第7章 真珠の首飾りの女(ドフラミンゴ)
「不老手術をすれば、能力者は死ぬ・・・だから、幹部の誰にも食わせるつもりはなかった」
ドフラミンゴに心酔する部下は多い。
上手く言いくるめれば、喜んで彼のために命を投げ出す者がいるだろう。
「オペオペの実を手に入れたら、永遠の命を得る前にまず、ローの命を救ってやるつもりだった」
そして、自分の右腕とし、ローとともに野望を叶える。
ハートの席にはロシナンテが座り、トレーボル、ディアマンテ、ピーカ、ヴェルゴ達とともにこの世界を壊すつもりだった。
“目に入るものを全部壊したい・・・!”
人格が崩壊した少年の言葉こそ、ドフラミンゴの野望。
ドフラミンゴはクレイオを抱き寄せると、ちょうど胸板のところにある頭に唇を寄せた。
「ローの野郎・・・死んでてくれりゃあ、殺す手間が省けたものを・・・」
「・・・どういうこと?」
怪訝そうに眉根を寄せたクレイオに、残忍な男は楽しそうに微笑む。
「ローがくたばっていれば、オペオペの実は世界のどこかで復活していた。
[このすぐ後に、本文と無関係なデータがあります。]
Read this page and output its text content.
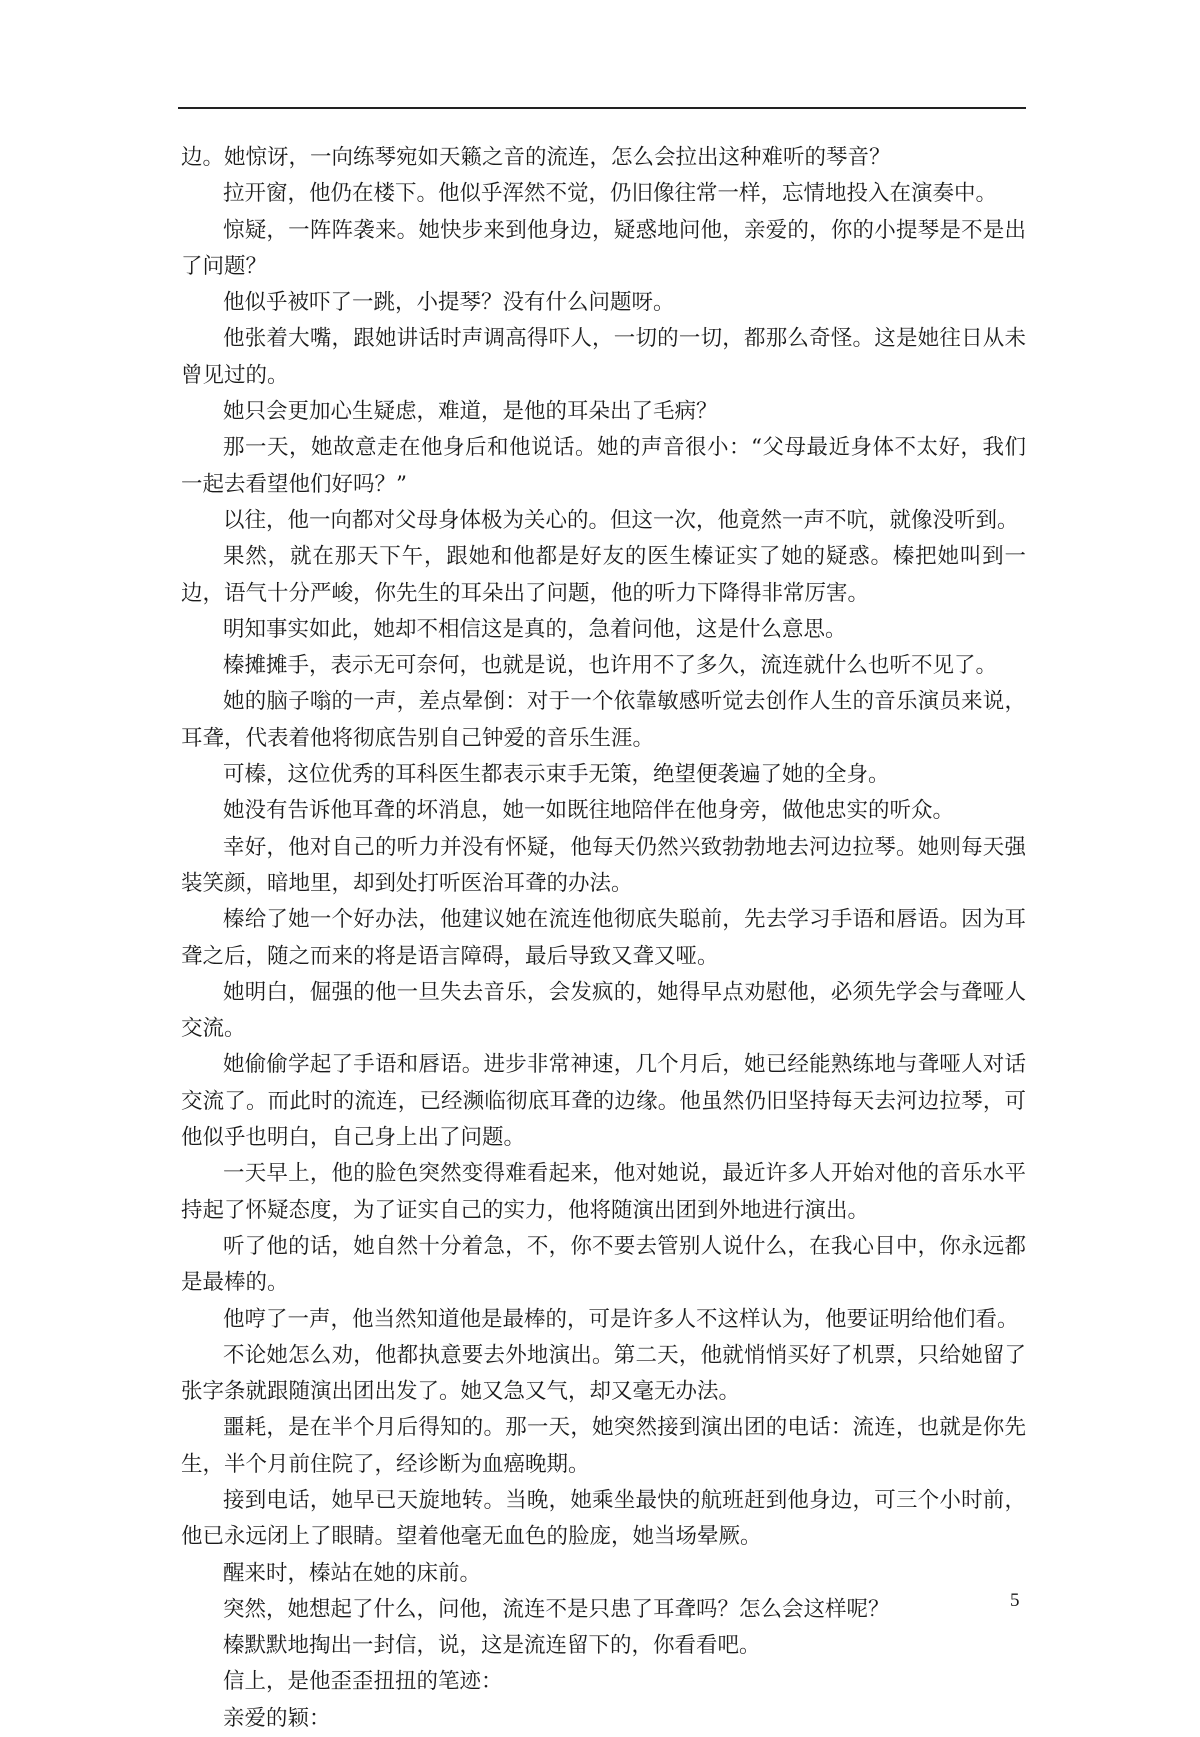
边。她惊讶，一向练琴宛如天籁之音的流连，怎么会拉出这种难听的琴音？

拉开窗，他仍在楼下。他似乎浑然不觉，仍旧像往常一样，忘情地投入在演奏中。

惊疑，一阵阵袭来。她快步来到他身边，疑惑地问他，亲爱的，你的小提琴是不是出了问题？

他似乎被吓了一跳，小提琴？没有什么问题呀。

他张着大嘴，跟她讲话时声调高得吓人，一切的一切，都那么奇怪。这是她往日从未曾见过的。

她只会更加心生疑虑，难道，是他的耳朵出了毛病？

那一天，她故意走在他身后和他说话。她的声音很小：“父母最近身体不太好，我们一起去看望他们好吗？”

以往，他一向都对父母身体极为关心的。但这一次，他竟然一声不吭，就像没听到。

果然，就在那天下午，跟她和他都是好友的医生榛证实了她的疑惑。榛把她叫到一边，语气十分严峻，你先生的耳朵出了问题，他的听力下降得非常厉害。

明知事实如此，她却不相信这是真的，急着问他，这是什么意思。

榛摊摊手，表示无可奈何，也就是说，也许用不了多久，流连就什么也听不见了。

她的脑子嗡的一声，差点晕倒：对于一个依靠敏感听觉去创作人生的音乐演员来说，耳聋，代表着他将彻底告别自己钟爱的音乐生涯。

可榛，这位优秀的耳科医生都表示束手无策，绝望便袭遍了她的全身。

她没有告诉他耳聋的坏消息，她一如既往地陪伴在他身旁，做他忠实的听众。

幸好，他对自己的听力并没有怀疑，他每天仍然兴致勃勃地去河边拉琴。她则每天强装笑颜，暗地里，却到处打听医治耳聋的办法。

榛给了她一个好办法，他建议她在流连他彻底失聪前，先去学习手语和唇语。因为耳聋之后，随之而来的将是语言障碍，最后导致又聋又哑。

她明白，倔强的他一旦失去音乐，会发疯的，她得早点劝慰他，必须先学会与聋哑人交流。

她偷偷学起了手语和唇语。进步非常神速，几个月后，她已经能熟练地与聋哑人对话交流了。而此时的流连，已经濒临彻底耳聋的边缘。他虽然仍旧坚持每天去河边拉琴，可他似乎也明白，自己身上出了问题。

一天早上，他的脸色突然变得难看起来，他对她说，最近许多人开始对他的音乐水平持起了怀疑态度，为了证实自己的实力，他将随演出团到外地进行演出。

听了他的话，她自然十分着急，不，你不要去管别人说什么，在我心目中，你永远都是最棒的。

他哼了一声，他当然知道他是最棒的，可是许多人不这样认为，他要证明给他们看。

不论她怎么劝，他都执意要去外地演出。第二天，他就悄悄买好了机票，只给她留了张字条就跟随演出团出发了。她又急又气，却又毫无办法。

噩耗，是在半个月后得知的。那一天，她突然接到演出团的电话：流连，也就是你先生，半个月前住院了，经诊断为血癌晚期。

接到电话，她早已天旋地转。当晚，她乘坐最快的航班赶到他身边，可三个小时前，他已永远闭上了眼睛。望着他毫无血色的脸庞，她当场晕厥。

醒来时，榛站在她的床前。

突然，她想起了什么，问他，流连不是只患了耳聋吗？怎么会这样呢？

榛默默地掏出一封信，说，这是流连留下的，你看看吧。

信上，是他歪歪扭扭的笔迹：

亲爱的颖：

5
今度こそそれを手に入れたら、それで済んでいた話だ」
「・・・・・・・・・・・・」
「だが、今もローが能力を持って生きている以上、あいつにはおれの為に死んでもらわなければならねェ」
“家族”と認めた人間を殺す・・・それは、この悪魔の心を傷つける唯一の行為。
「“ハートの海賊団”か・・・」
厚い胸筋の奥にある心臓の鼓動。
ドクン・・・ドクン・・・と、とても静かな脈を打っている。
それは気味が悪いほどに───
「“ハートの席”に座っていたコラソンへの想いでそう名乗っているのか・・・それとも、その席を空けたままにしていることを知ってて当てつけのつもりか・・・」
ドフラミンゴの額に青筋が浮かび上がる。
しかし、その口元には笑みが浮かんでいた。
「まァ、いい・・・“裏切者”として現れるなら殺すまでだ・・・我が弟のようにな」
もし、今ここに適当な人間がいたら、ドフラミンゴは躊躇なくその人間を切り刻んでいただろう。
飛び散る血と肉が、彼の心を慰めていたかもしれない。
それが叶わない今は、一切の“裏切り”を許さないとばかりにクレイオの身体に鋭い糸が絡みつく。
そして、ローに対する疑心と怒りをぶつけるかのように柔らかい肌を締め付けていた。